De Chirico-La Tour Rouge

Giorgio De Chirico est mort le 20 novembre 1978, il y a exactement 35 ans aujourd’hui.

Imprégné des œuvres du peintre symboliste Arnold Böcklin et de ses lectures de Schopenhauer et Nietzsche, Chirico commence vers 1910 à peindre des toiles qu’Apollinaire qualifiera de « métaphysiques », c’est-à-dire qui décrivent une réalité qui « va au-delà de la nature ». De Chirico souligne que « Chaque chose a deux aspects : l’un banal que nous voyons presque toujours et que les hommes voient en général ; l’autre spectral ou métaphysique, que peuvent seulement apercevoir de rares individus dans des moments de clairvoyance et d’abstraction métaphysique, comme certains corps occultés par la matière, impénétrables aux rayons solaires, ne peuvent apparaître que grâce à la puissance de lumières artificielles comme les rayons X, par exemple ».

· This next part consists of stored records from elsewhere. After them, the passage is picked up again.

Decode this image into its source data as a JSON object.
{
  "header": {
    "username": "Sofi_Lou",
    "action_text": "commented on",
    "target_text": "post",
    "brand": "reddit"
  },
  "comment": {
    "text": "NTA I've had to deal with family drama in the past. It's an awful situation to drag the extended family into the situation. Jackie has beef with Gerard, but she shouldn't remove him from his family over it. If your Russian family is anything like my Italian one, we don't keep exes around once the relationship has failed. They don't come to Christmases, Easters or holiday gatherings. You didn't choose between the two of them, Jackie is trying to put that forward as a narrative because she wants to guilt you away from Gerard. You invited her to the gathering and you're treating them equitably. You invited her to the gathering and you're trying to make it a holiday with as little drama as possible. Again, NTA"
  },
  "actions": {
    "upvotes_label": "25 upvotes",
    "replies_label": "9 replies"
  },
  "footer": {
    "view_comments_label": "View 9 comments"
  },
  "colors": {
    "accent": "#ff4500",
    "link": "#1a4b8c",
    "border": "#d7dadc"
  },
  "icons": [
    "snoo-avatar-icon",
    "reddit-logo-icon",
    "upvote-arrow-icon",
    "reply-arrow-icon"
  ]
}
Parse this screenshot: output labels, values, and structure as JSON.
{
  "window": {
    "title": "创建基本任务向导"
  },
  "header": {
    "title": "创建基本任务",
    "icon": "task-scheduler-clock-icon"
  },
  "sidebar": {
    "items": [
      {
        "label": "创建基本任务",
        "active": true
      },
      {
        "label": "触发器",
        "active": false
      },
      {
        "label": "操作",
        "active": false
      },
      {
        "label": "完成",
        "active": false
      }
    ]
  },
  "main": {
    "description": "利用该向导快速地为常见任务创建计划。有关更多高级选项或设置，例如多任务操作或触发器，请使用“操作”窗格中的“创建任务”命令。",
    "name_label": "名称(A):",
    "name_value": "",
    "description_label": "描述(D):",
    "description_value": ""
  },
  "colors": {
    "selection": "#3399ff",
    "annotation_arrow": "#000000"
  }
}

Pour exprimer cette réalité métaphysique, il utilise comme cadre, l’architecture des places italiennes, en particulier celles de la ville de Turin. Juste avant son arrivée à Paris, il a en effet séjourné dans cette ville pour visiter les lieux où Nietzsche avait sombré dans la folie. Dans certaines lettres, Nietzsche évoquait « la grandeur et la magnificence spatiale » de la ville de Turin, ses « places graves et solennelles » marquées par « une pureté radieuse » et par le « plus profond silence ». Les premiers tableaux qu’il peint à Paris ont donc pour cadre les hauts lieux de la folie nietzschéenne. Dans ce célèbre tableau intitulé La tour rouge (1913, New-York, musée Guggenheim) apparaissent ainsi la statue équestre du roi Carlo Alberto sculptée par Carlo Marocchetti et la tour du Palazzo Carignano, qui avait toutes deux hantées le philosophe.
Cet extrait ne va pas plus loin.